Этот намек на какое-то особое его положение — следовало полагать, положение весьма непрочное — обидел Теремова. Он, видимо, что-то недопонимал, чего-то не знал, иначе как объяснить слова Голутвина? Уж его-то собственное положение, не в пример теремовскому, аховое. Номинально он еще существует, а по сути его уже нет. Какие уж тут наставления, проповеди!..
Вслух Теремов ничего не высказал — не успел, Голутвин положил трубку.
«Некстати, все некстати, — бормотал Теремов, досадливо оглядывая книжный шкаф. Взгляд скользил, не за что было зацепиться. Осязаемо лишь чувство тревоги. — Хорошо бы затеряться в толпе, — думал он. — Никто ни о чем не спрашивает, все чего-то ждут, и ты сам поглощен ожиданием, и больше ничего. Единственное, что требуется от тебя, — все услышать, все увидеть. Хорошо бы».

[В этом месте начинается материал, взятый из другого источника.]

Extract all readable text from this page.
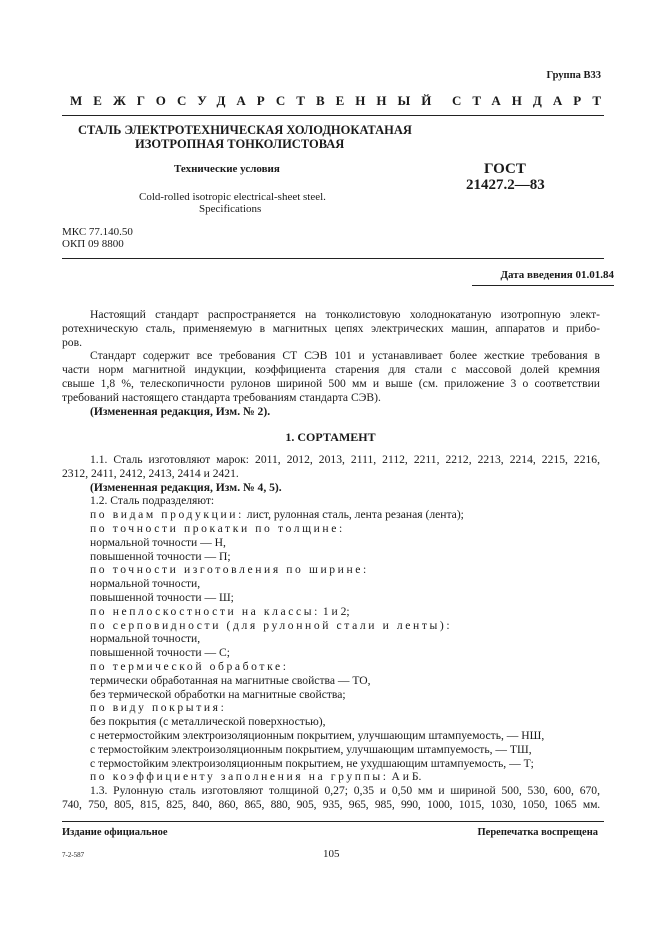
Группа В33
МЕЖГОСУДАРСТВЕННЫЙ СТАНДАРТ
СТАЛЬ ЭЛЕКТРОТЕХНИЧЕСКАЯ ХОЛОДНОКАТАНАЯ
ИЗОТРОПНАЯ ТОНКОЛИСТОВАЯ
Технические условия	ГОСТ
21427.2—83
Cold-rolled isotropic electrical-sheet steel.
Specifications
МКС 77.140.50
ОКП 09 8800
Дата введения 01.01.84

Настоящий стандарт распространяется на тонколистовую холоднокатаную изотропную элект-

ротехническую сталь, применяемую в магнитных цепях электрических машин, аппаратов и прибо-

ров.

Стандарт содержит все требования СТ СЭВ 101 и устанавливает более жесткие требования в

части норм магнитной индукции, коэффициента старения для стали с массовой долей кремния

свыше 1,8 %, телескопичности рулонов шириной 500 мм и выше (см. приложение 3 о соответствии

требований настоящего стандарта требованиям стандарта СЭВ).

(Измененная редакция, Изм. № 2).

1. СОРТАМЕНТ

1.1. Сталь изготовляют марок: 2011, 2012, 2013, 2111, 2112, 2211, 2212, 2213, 2214, 2215, 2216,

2312, 2411, 2412, 2413, 2414 и 2421.

(Измененная редакция, Изм. № 4, 5).

1.2. Сталь подразделяют:

по видам продукции: лист, рулонная сталь, лента резаная (лента);

по точности прокатки по толщине:

нормальной точности — Н,

повышенной точности — П;

по точности изготовления по ширине:

нормальной точности,

повышенной точности — Ш;

по неплоскостности на классы: 1 и 2;

по серповидности (для рулонной стали и ленты):

нормальной точности,

повышенной точности — С;

по термической обработке:

термически обработанная на магнитные свойства — ТО,

без термической обработки на магнитные свойства;

по виду покрытия:

без покрытия (с металлической поверхностью),

с нетермостойким электроизоляционным покрытием, улучшающим штампуемость, — НШ,

с термостойким электроизоляционным покрытием, улучшающим штампуемость, — ТШ,

с термостойким электроизоляционным покрытием, не ухудшающим штампуемость, — Т;

по коэффициенту заполнения на группы: А и Б.

1.3. Рулонную сталь изготовляют толщиной 0,27; 0,35 и 0,50 мм и шириной 500, 530, 600, 670,

740, 750, 805, 815, 825, 840, 860, 865, 880, 905, 935, 965, 985, 990, 1000, 1015, 1030, 1050, 1065 мм.

Издание официальное	Перепечатка воспрещена
7-2-587	105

Он понимал, что его размышления нелепы, все будет как раз наоборот: его непременно вытащат на голое место, и уже не отвертишься, придется участвовать в спектакле. Теремов машинально сдернул с полки томик стихов, наугад открыл:
…Тем и страшен невидимый взгляд,
Что его невозможно поймать;
Чуешь ты, но не можешь понять,
Чьи глаза за тобою следят.
И, будто спохватившись, отвечая на мучивший его вопрос, выкрикнул:
— Ну при чем здесь это?!
Васильчиков был приглашен на юбилей, поэтому репетицию назначили раньше почти на час. Читали новую пьесу. Затем началось обсуждение. Привычный ритуал: режиссера благодарили по обыкновению за отменный вкус, за жертвенность, говорили о счастье работать с человеком, который позволяет им (далее с очевидным нажимом перечислялись профессии: простому сварщику, рядовому инженеру, табельщице) постичь таинство актерского мастерства, испить из вечного родника великой культуры. Некий винегрет из здорового пафоса и откровенной демагогии. Лицо Васильчикова делалось сонно-задумчивым, и только вялый жест предназначался говорившему, Так делает популярный оратор, которому приходится гасить восторженные аплодисменты толпы. После процедуры обсуждения начиналось самое главное — распределение ролей.